(1.) CR . M. No. 4022 of 1984, the claim laid is that the main petition Cr. M No. 2768 of 1984 be treated as a criminal revision instead of being a petition under section 482, Criminal Code as it is originally designed. There is no opposition to the same. For all intents and purposes, the petition is a criminal revision, for the order of the trial Magistrate was set aside by the Additional Sessions Judge and this petition is against that order. A second revision is permissible in such a situation under the provisions of section 397, Criminal Procedure Code. Sexually, Cr. M. No. 2768 M of 1984 is admitted and is being disposed of simultaneously.
(2.) THE petitioner Balbir Kaur was married to the respondent Ajit Singh on 17.6.1975. A son was born out of the wedlock on 20.5.1976. On 26.8.1980, the petitioner filed petition under section 125, Criminal Procedure Code, claiming maintenance for herself as also for her minor son. The reasons for the same are not material here. The trial Magistrate came to the conclusion that the claim laid was well deserved. He accordingly awarded a maintenance of Rs. 150/ - per mensem to the petitioner and Rs. 100/ - per mensem to the minor son. Feeling aggrieved against the said order, both the parties filed criminal revision petitions before the Additional Sessions Judge, Hoshiarpur, the wife claiming enhancement and the husband claiming rejection of the claim. The petition of the wife was dismissed but that of the husband was allowed so far as the claim of the minor son was concerned. The learned Additional Sessions Judge, Hoshiarpur took the view that since in the array of the parties before the trial Magistrate, the minor son had not been arrayed as a petitioner, his claim was thus not maintainable. In the same breath, the learned Additional Sessions Judge noticed that in the body of the petition, the claim of maintenance for the minor son had been put forth and prayer had been made for the grant of maintenance. It is this view of the matter which has been challenged by wife Cr. M. No. 2768 - M of 1984 and thus the revision petition is confined to this claim.

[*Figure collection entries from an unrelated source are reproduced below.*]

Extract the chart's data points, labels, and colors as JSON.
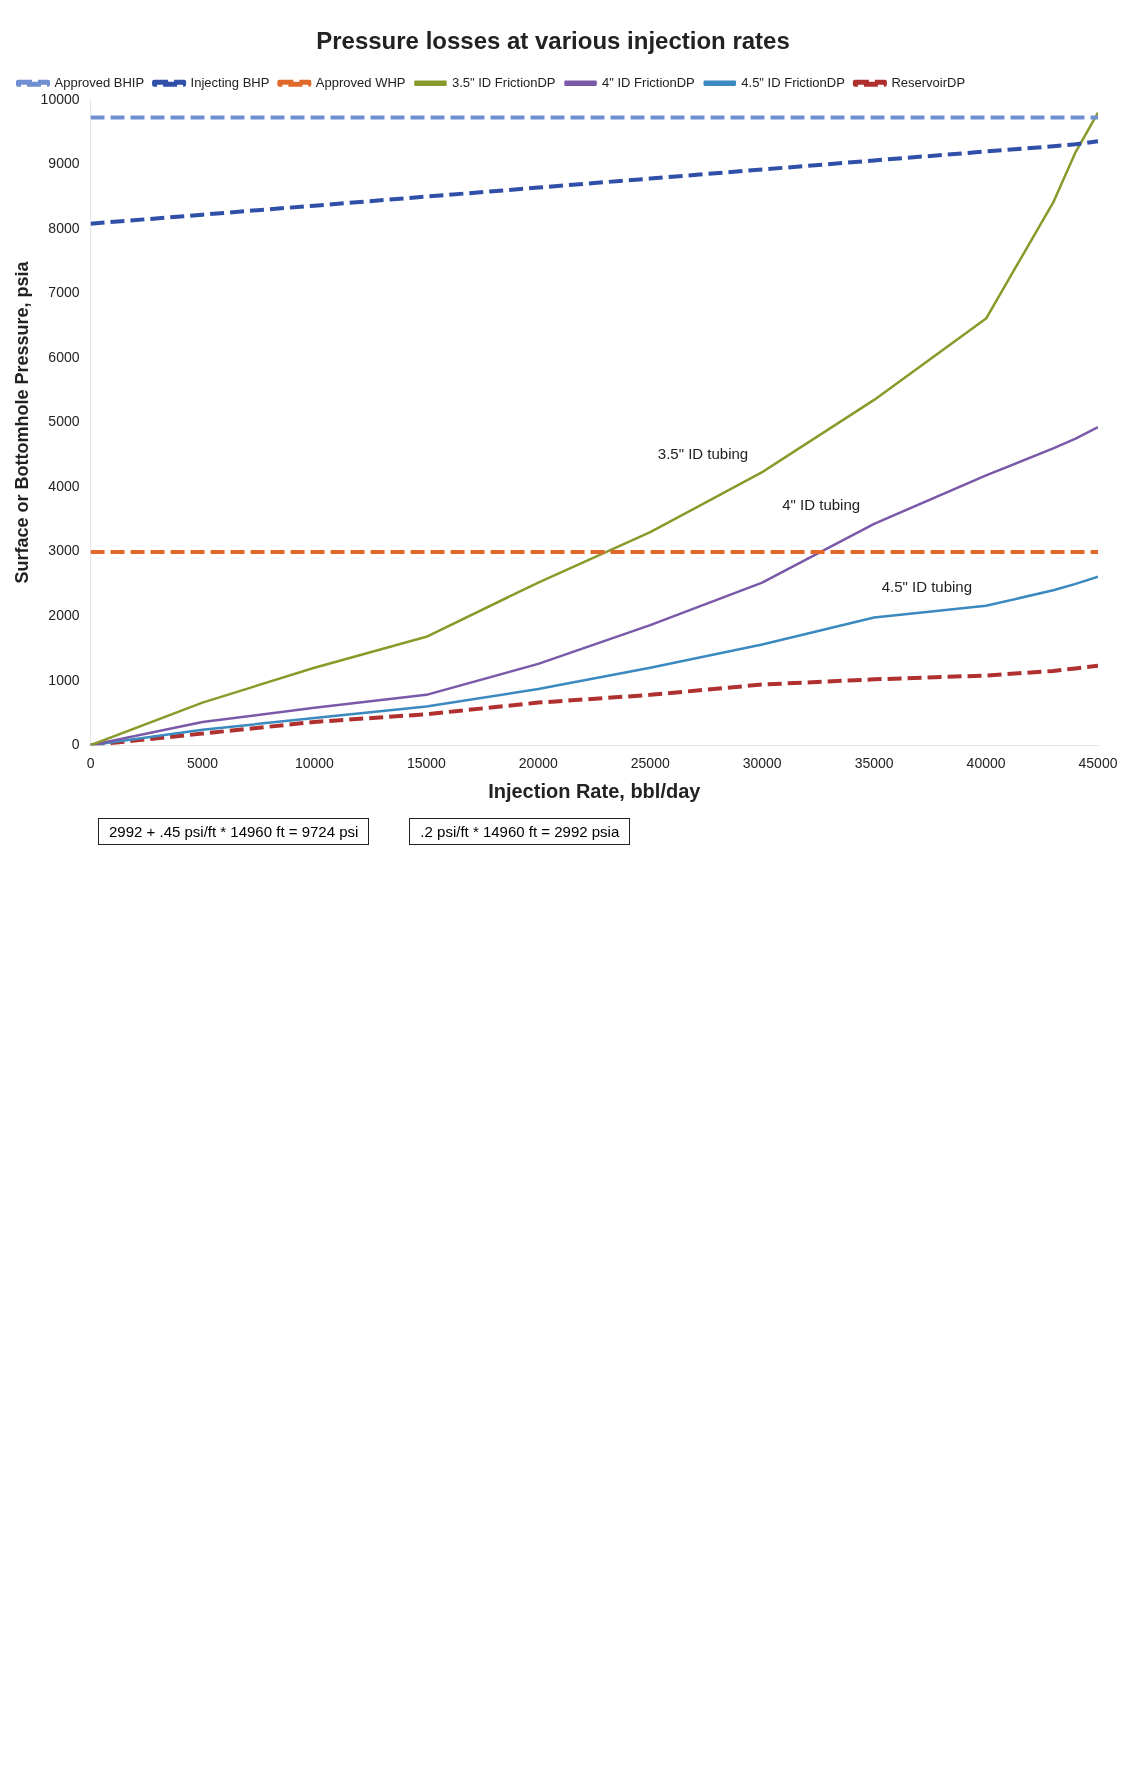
{
  "chart_data": {
    "type": "line",
    "title": "Pressure losses at various injection rates",
    "xlabel": "Injection Rate, bbl/day",
    "ylabel": "Surface or Bottomhole Pressure, psia",
    "x": [
      0,
      5000,
      10000,
      15000,
      20000,
      25000,
      30000,
      35000,
      40000,
      43000,
      44000,
      45000
    ],
    "series": [
      {
        "name": "Approved BHIP",
        "color": "#6f8fd0",
        "line_style": "dashed",
        "values": [
          9724,
          9724,
          9724,
          9724,
          9724,
          9724,
          9724,
          9724,
          9724,
          9724,
          9724,
          9724
        ]
      },
      {
        "name": "Injecting BHP",
        "color": "#2f4fa8",
        "line_style": "dashed",
        "values": [
          8080,
          8220,
          8360,
          8500,
          8640,
          8780,
          8920,
          9060,
          9200,
          9280,
          9310,
          9360
        ]
      },
      {
        "name": "Approved WHP",
        "color": "#e0682a",
        "line_style": "dashed",
        "values": [
          2992,
          2992,
          2992,
          2992,
          2992,
          2992,
          2992,
          2992,
          2992,
          2992,
          2992,
          2992
        ]
      },
      {
        "name": "3.5\" ID FrictionDP",
        "color": "#8a9a2a",
        "line_style": "solid",
        "values": [
          0,
          660,
          1200,
          1680,
          2520,
          3300,
          4230,
          5350,
          6610,
          8410,
          9190,
          9800
        ]
      },
      {
        "name": "4\" ID FrictionDP",
        "color": "#7a5aa8",
        "line_style": "solid",
        "values": [
          0,
          360,
          580,
          780,
          1260,
          1860,
          2520,
          3430,
          4180,
          4600,
          4750,
          4930
        ]
      },
      {
        "name": "4.5\" ID FrictionDP",
        "color": "#3a8ac0",
        "line_style": "solid",
        "values": [
          0,
          240,
          420,
          600,
          870,
          1200,
          1560,
          1980,
          2160,
          2400,
          2500,
          2610
        ]
      },
      {
        "name": "ReservoirDP",
        "color": "#b03030",
        "line_style": "dashed",
        "values": [
          0,
          180,
          360,
          480,
          660,
          780,
          940,
          1020,
          1080,
          1150,
          1190,
          1230
        ]
      }
    ],
    "xlim": [
      0,
      45000
    ],
    "xticks": [
      0,
      5000,
      10000,
      15000,
      20000,
      25000,
      30000,
      35000,
      40000,
      45000
    ],
    "ylim": [
      0,
      10000
    ],
    "yticks": [
      0,
      1000,
      2000,
      3000,
      4000,
      5000,
      6000,
      7000,
      8000,
      9000,
      10000
    ],
    "grid": false,
    "legend": "top left",
    "marker": "none",
    "annotations": [
      "2992 + .45 psi/ft * 14960 ft = 9724 psi",
      ".2 psi/ft * 14960 ft = 2992 psia",
      {
        "text": "3.5\" ID tubing",
        "x": 30000,
        "y": 4230
      },
      {
        "text": "4\" ID tubing",
        "x": 35000,
        "y": 3430
      },
      {
        "text": "4.5\" ID tubing",
        "x": 40000,
        "y": 2160
      }
    ]
  }
}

(3.) THE beneficial provision of section 125, Criminal Code, has the prime object of saving women and children from destitution and vagrancy. Pleadings in these proceedings do not have to be meticulously drawn like that of a civil suit. It is the substance of the matter which is to be seen and not to the form. Keeping these principles in view, the claim of the minor could not be ignored, especially when he could only put forth his claim through his mother, with whom he was living. Lack of a few words in the array of parties would not render his claim to maintenance, if otherwise valid, otiose. Lack of words in the array of parties cannot in the circumstances be allowed to shadow the claim laid in the body of the petition and prayer would lead to an automatic reading of the array of the parties in the right perspective so as to further the object of section 125, Criminal Procedure Code, in treating the minor son also as a co -petitioner in the claim. In this view of the matter, the order of the learned Additional Sessions Judge is not sustainable. Accordingly, the same is set aside so far it relates to the claim of the minor son. Sequally, the order of the learned Magistrate in that regard is restored.